Agreed. My example of burning a piece of paper was not meant to be analogous to the posited creation or destruction of a universe. My point was that it took a separately existing amount of energy (a something) to convert something into something else. You, for example, used the term," When you combine." Combining requires energy.
But, OK, let's say the universe was composed of equal amounts of SELF-COMBINING positives and negatives. If that were true, there would be either (A) a self-combined nothing always, or (B) a singularity and an expanding universe sharing time. We know that A is not true. So if B must be true, than something--a singularity--pre-existed.
Per meh: "Science doesn't have all the answers yet. General Relativity and Quantum Theory haven't been successfully combined yet into Quantum Gravity. Don't you think science will keep advancing?"

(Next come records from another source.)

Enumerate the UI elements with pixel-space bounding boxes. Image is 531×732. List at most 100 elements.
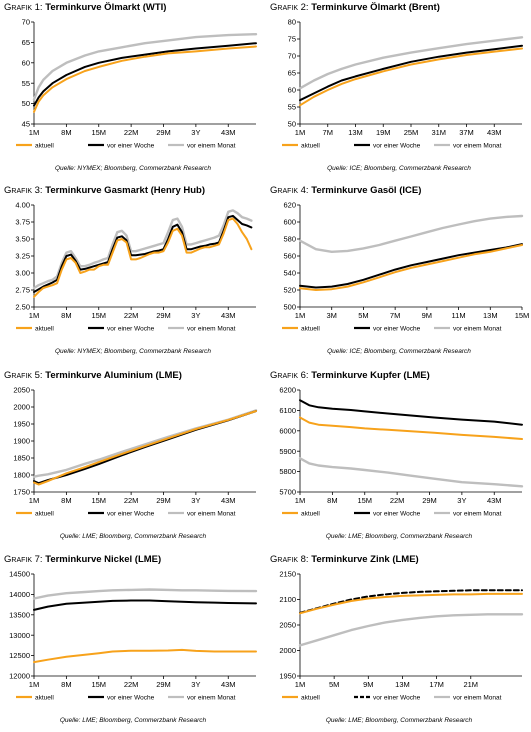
x-tick-label: 22M xyxy=(124,311,139,320)
chart-source: Quelle: LME; Bloomberg, Commerzbank Rese… xyxy=(325,533,473,540)
x-tick-label: 43M xyxy=(221,680,236,689)
y-tick-label: 580 xyxy=(283,235,296,244)
y-tick-label: 50 xyxy=(288,120,296,129)
legend-label-aktuell: aktuell xyxy=(301,142,320,149)
x-tick-label: 9M xyxy=(363,680,373,689)
legend-label-aktuell: aktuell xyxy=(35,142,54,149)
x-tick-label: 15M xyxy=(91,496,106,505)
x-tick-label: 1M xyxy=(295,496,305,505)
series-line-woche xyxy=(33,599,257,611)
y-tick-label: 14000 xyxy=(9,590,30,599)
y-tick-label: 560 xyxy=(283,252,296,261)
series-line-aktuell xyxy=(33,410,257,486)
y-tick-label: 12500 xyxy=(9,651,30,660)
x-tick-label: 29M xyxy=(156,680,171,689)
chart-panel-brent: Grafik 2: Terminkurve Ölmarkt (Brent) 50… xyxy=(270,2,528,180)
series-line-aktuell xyxy=(33,45,257,113)
y-tick-label: 2050 xyxy=(279,621,296,630)
y-tick-label: 500 xyxy=(283,303,296,312)
chart-title: Grafik 8: Terminkurve Zink (LME) xyxy=(270,554,419,565)
legend-label-aktuell: aktuell xyxy=(35,694,54,701)
series-line-monat xyxy=(298,613,524,647)
x-tick-label: 17M xyxy=(429,680,444,689)
y-tick-label: 1900 xyxy=(13,437,30,446)
x-tick-label: 3Y xyxy=(191,680,200,689)
legend-label-woche: vor einer Woche xyxy=(373,694,421,701)
x-tick-label: 29M xyxy=(422,496,437,505)
chart-number: Grafik 4: xyxy=(270,185,309,196)
x-tick-label: 1M xyxy=(29,128,39,137)
series-line-monat xyxy=(32,409,258,478)
y-tick-label: 4.00 xyxy=(15,201,30,210)
chart-title: Grafik 1: Terminkurve Ölmarkt (WTI) xyxy=(4,2,166,13)
legend-label-aktuell: aktuell xyxy=(35,325,54,332)
y-tick-label: 2050 xyxy=(13,386,30,395)
x-tick-label: 5M xyxy=(329,680,339,689)
chart-source: Quelle: LME; Bloomberg, Commerzbank Rese… xyxy=(59,533,207,540)
legend-label-monat: vor einem Monat xyxy=(453,325,502,332)
line-chart-brent: 50 55 60 65 70 75 80 1M 7M 13M 19M 25M 31M 37M 43M aktu… xyxy=(282,18,524,149)
chart-panel-henry-hub: Grafik 3: Terminkurve Gasmarkt (Henry Hu… xyxy=(4,185,262,363)
line-chart-zink: 1950 2000 2050 2100 2150 1M 5M 9M 13M 17M 21M aktue… xyxy=(279,570,524,701)
chart-panel-zink: Grafik 8: Terminkurve Zink (LME) 1950 200… xyxy=(270,554,528,732)
chart-source: Quelle: NYMEX; Bloomberg, Commerzbank Re… xyxy=(54,165,212,172)
legend-label-woche: vor einer Woche xyxy=(373,510,421,517)
x-tick-label: 13M xyxy=(483,311,498,320)
series-line-aktuell xyxy=(299,244,523,291)
series-line-monat xyxy=(298,214,524,253)
series-line-aktuell xyxy=(33,648,257,664)
chart-title: Grafik 4: Terminkurve Gasöl (ICE) xyxy=(270,185,421,196)
y-tick-label: 620 xyxy=(283,201,296,210)
y-tick-label: 2000 xyxy=(279,646,296,655)
chart-heading: Terminkurve Ölmarkt (Brent) xyxy=(311,2,440,13)
x-tick-label: 8M xyxy=(61,680,71,689)
chart-panel-kupfer: Grafik 6: Terminkurve Kupfer (LME) 5700 5… xyxy=(270,370,528,548)
y-tick-label: 13500 xyxy=(9,610,30,619)
y-tick-label: 1950 xyxy=(279,672,296,681)
x-tick-label: 1M xyxy=(295,128,305,137)
chart-heading: Terminkurve Ölmarkt (WTI) xyxy=(45,2,167,13)
y-tick-label: 2.75 xyxy=(15,286,30,295)
chart-source: Quelle: LME; Bloomberg, Commerzbank Rese… xyxy=(325,717,473,724)
y-tick-label: 70 xyxy=(22,18,30,27)
y-tick-label: 5900 xyxy=(279,447,296,456)
legend-label-woche: vor einer Woche xyxy=(107,325,155,332)
chart-heading: Terminkurve Nickel (LME) xyxy=(45,554,162,565)
y-tick-label: 3.25 xyxy=(15,252,30,261)
chart-panel-nickel: Grafik 7: Terminkurve Nickel (LME) 12000… xyxy=(4,554,262,732)
x-tick-label: 8M xyxy=(61,128,71,137)
x-tick-label: 13M xyxy=(348,128,363,137)
x-tick-label: 11M xyxy=(452,311,466,320)
legend-label-monat: vor einem Monat xyxy=(187,142,236,149)
series-line-monat xyxy=(298,36,524,90)
chart-source: Quelle: ICE; Bloomberg, Commerzbank Rese… xyxy=(327,348,471,355)
x-tick-label: 3Y xyxy=(191,128,200,137)
y-tick-label: 60 xyxy=(288,86,296,95)
x-tick-label: 3Y xyxy=(191,311,200,320)
x-tick-label: 3Y xyxy=(191,496,200,505)
y-tick-label: 6000 xyxy=(279,426,296,435)
chart-title: Grafik 5: Terminkurve Aluminium (LME) xyxy=(4,370,182,381)
y-tick-label: 65 xyxy=(288,69,296,78)
legend-label-monat: vor einem Monat xyxy=(453,142,502,149)
y-tick-label: 75 xyxy=(288,35,296,44)
chart-heading: Terminkurve Zink (LME) xyxy=(311,554,419,565)
y-tick-label: 540 xyxy=(283,269,296,278)
y-tick-label: 2000 xyxy=(13,403,30,412)
x-tick-label: 19M xyxy=(376,128,391,137)
x-tick-label: 15M xyxy=(91,311,106,320)
x-tick-label: 15M xyxy=(515,311,530,320)
series-line-woche xyxy=(299,44,523,102)
y-tick-label: 55 xyxy=(22,79,30,88)
chart-heading: Terminkurve Aluminium (LME) xyxy=(45,370,182,381)
x-tick-label: 1M xyxy=(29,680,39,689)
y-tick-label: 600 xyxy=(283,218,296,227)
y-tick-label: 1800 xyxy=(13,471,30,480)
y-tick-label: 6200 xyxy=(279,386,296,395)
series-line-monat xyxy=(32,33,258,101)
x-tick-label: 43M xyxy=(221,496,236,505)
x-tick-label: 29M xyxy=(156,311,171,320)
x-tick-label: 37M xyxy=(459,128,474,137)
x-tick-label: 25M xyxy=(404,128,419,137)
chart-number: Grafik 5: xyxy=(4,370,43,381)
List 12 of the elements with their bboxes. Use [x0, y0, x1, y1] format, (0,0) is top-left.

Yes I do. That's why the Roman Catholic Church gave it birth and jealously nursed it into a self-sustaining concept/method--even at the cost of looking stupid (and some of its clerics were stupidly proud of it) in the Galileo case. The dispute was not that the Church decreed the geocentric theory a dogmatic truth (Copernicus was given a medal by the Pope for his contrary theory), but that Galileo broke his promise not to teach the contrary theory AS SCIENTIFIC FACT until it could be demonstrated as such. I.E., the Church didn't want science polluted with half-baked theories by every Tom, Dick and Lefevre.
Sorry, meh, for getting religious on you, but it's a pet peeve of mine when secularists throw around the nonsense (and you have not done so in this debate) that science is an enemy of a Prime Mover. Hell, science has done nothing but support its plausibility. Which is one reason why the Church embraces its still growing child today. A Prime Mover and science are anything but contradictory. The existing dispute is contrived.
Again, sorry for that aside. I appreciate your cold, scientific approach to the issue of why is their something rather than nothing. It's refreshing.